Inspirações no Danúbio
Revi o Concerto de Ano Novo da Orquestra Filarmónica de Viena, emissão que tento nunca perder mesmo que tenha de gravar. É verdade que é sempre igual, do edifício à narração de Eládio Clímaco, com os eternos japoneses a assistir, mas já se tornou um hábito de estimação de boas vindas ao novo ano. Quando a orquestra atacou o Danúbio Azul, a intemporal valsa de Johann Strauss (a que Kubrick emprestou uma memorável cena espacial), viram-se imagens do percurso do rio, desde o começo, a Floresta Negra, até ao seu termo, o Mar Negro, desdobrando-se na teia do delta. Só aí reparei no contraste entre as "cores" dos extremos do rio, e a da valsa que o imortalizou. Curiosa a razão porque terá invocado Strauss a cor azul, mas deve ser porque em Viena atinge por vezes uma coloração magnífica - quando não está cinzento. E provavelmente para dar um tom de encantamento à então capital do Império dos Habsburgos.

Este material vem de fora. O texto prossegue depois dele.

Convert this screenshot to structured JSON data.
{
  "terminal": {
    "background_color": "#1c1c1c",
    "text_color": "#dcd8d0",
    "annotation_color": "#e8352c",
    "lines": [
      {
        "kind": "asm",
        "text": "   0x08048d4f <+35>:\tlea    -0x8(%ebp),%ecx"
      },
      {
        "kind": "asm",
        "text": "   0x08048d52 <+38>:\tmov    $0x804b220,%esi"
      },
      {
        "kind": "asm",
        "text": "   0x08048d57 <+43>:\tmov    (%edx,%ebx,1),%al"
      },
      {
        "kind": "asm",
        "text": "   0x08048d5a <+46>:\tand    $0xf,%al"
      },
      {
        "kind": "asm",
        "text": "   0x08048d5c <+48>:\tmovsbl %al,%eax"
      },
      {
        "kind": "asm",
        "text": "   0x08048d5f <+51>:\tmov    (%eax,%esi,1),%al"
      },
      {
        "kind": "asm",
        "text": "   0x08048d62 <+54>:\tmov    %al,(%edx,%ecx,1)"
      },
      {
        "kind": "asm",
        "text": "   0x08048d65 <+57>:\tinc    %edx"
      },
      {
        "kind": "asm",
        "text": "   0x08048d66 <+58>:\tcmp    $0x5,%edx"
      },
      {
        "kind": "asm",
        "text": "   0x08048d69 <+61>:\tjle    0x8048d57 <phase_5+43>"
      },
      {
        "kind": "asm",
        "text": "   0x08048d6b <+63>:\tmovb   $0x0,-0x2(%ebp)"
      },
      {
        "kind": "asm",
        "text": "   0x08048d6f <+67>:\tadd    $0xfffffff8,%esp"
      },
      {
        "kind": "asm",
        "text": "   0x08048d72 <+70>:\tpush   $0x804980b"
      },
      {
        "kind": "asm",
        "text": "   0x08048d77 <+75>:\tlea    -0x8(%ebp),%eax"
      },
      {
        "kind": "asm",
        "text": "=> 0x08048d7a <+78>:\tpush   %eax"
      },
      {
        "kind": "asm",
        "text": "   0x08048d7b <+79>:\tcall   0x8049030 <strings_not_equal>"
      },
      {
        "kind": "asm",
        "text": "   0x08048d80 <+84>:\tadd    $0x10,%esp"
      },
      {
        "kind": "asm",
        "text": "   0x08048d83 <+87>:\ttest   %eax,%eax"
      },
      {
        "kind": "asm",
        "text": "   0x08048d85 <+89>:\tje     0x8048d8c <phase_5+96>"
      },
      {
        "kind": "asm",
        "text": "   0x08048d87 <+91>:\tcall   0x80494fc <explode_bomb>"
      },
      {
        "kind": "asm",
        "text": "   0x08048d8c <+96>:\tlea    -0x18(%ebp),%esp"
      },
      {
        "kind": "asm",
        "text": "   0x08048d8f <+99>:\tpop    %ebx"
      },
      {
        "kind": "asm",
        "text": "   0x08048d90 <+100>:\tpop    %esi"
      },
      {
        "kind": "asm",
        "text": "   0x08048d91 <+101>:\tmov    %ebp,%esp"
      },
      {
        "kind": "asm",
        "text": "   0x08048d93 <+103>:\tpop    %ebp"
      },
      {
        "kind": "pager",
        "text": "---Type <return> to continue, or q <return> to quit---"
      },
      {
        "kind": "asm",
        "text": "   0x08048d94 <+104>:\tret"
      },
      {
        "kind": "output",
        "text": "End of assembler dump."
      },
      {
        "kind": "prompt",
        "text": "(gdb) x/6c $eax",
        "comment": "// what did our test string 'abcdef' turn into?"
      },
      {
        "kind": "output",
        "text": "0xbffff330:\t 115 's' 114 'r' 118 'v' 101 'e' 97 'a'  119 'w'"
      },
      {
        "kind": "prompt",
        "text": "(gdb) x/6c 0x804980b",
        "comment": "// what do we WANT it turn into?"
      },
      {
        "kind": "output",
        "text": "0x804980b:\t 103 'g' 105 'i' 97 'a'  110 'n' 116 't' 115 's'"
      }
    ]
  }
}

Danúbio é também o nome da opus magna do italiano Claudio Magris. Da(s) nascente(s) ao Delta, o professor de literatura alemã da Universidade de Trieste percorre todo o curso do rio e regiões circundantes, mesmo algumas mais afastadas, estudando a sua história, os seus povos, o seu espírito, entre a ocidental Alemanha e a margem leste da Europa, isto numa altura em que o Muro de Berlim ainda não tinha caído. É talvez o guia que melhor expõe a Mitteleuropa e a herança dos Habsburgos. O meu recente percurso na Roménia não levei guias, porque não os encontrei. Assim, socorri-me de Danúbio, tanto para ficar com uma ideia mais clara do país como para deixar as minhas impressões. O que aprendi da Transilvânia deve-se em muito a Magris.
Na parte referente à Roménia, falando do Banato, região cuja capital é Timisoara e que até há uns anos tinha uma colónia germânica apreciável, Magris referia-se a vários novos autores suabos de língua alemã. Entre eles, estava uma jovem escritora apenas conhecida localmente chamada Herta Muller. O italiano, que é todos os anos colocado como um dos grandes aspirantes a ganhar o prémio Nobel, dificilmente poderia imaginar na altura que aquela jovem e obscura romena de etnia alemã vivendo sob o regime de Ceausescu iria, mais de vinte anos depois, suplantá-lo na corrida para o prémio. É a lógica da atribuição do galardão a autores menos conhecidos, mas que têm a "sorte" de representar num determinado ano o povo certo ou de escrever no idioma indicado.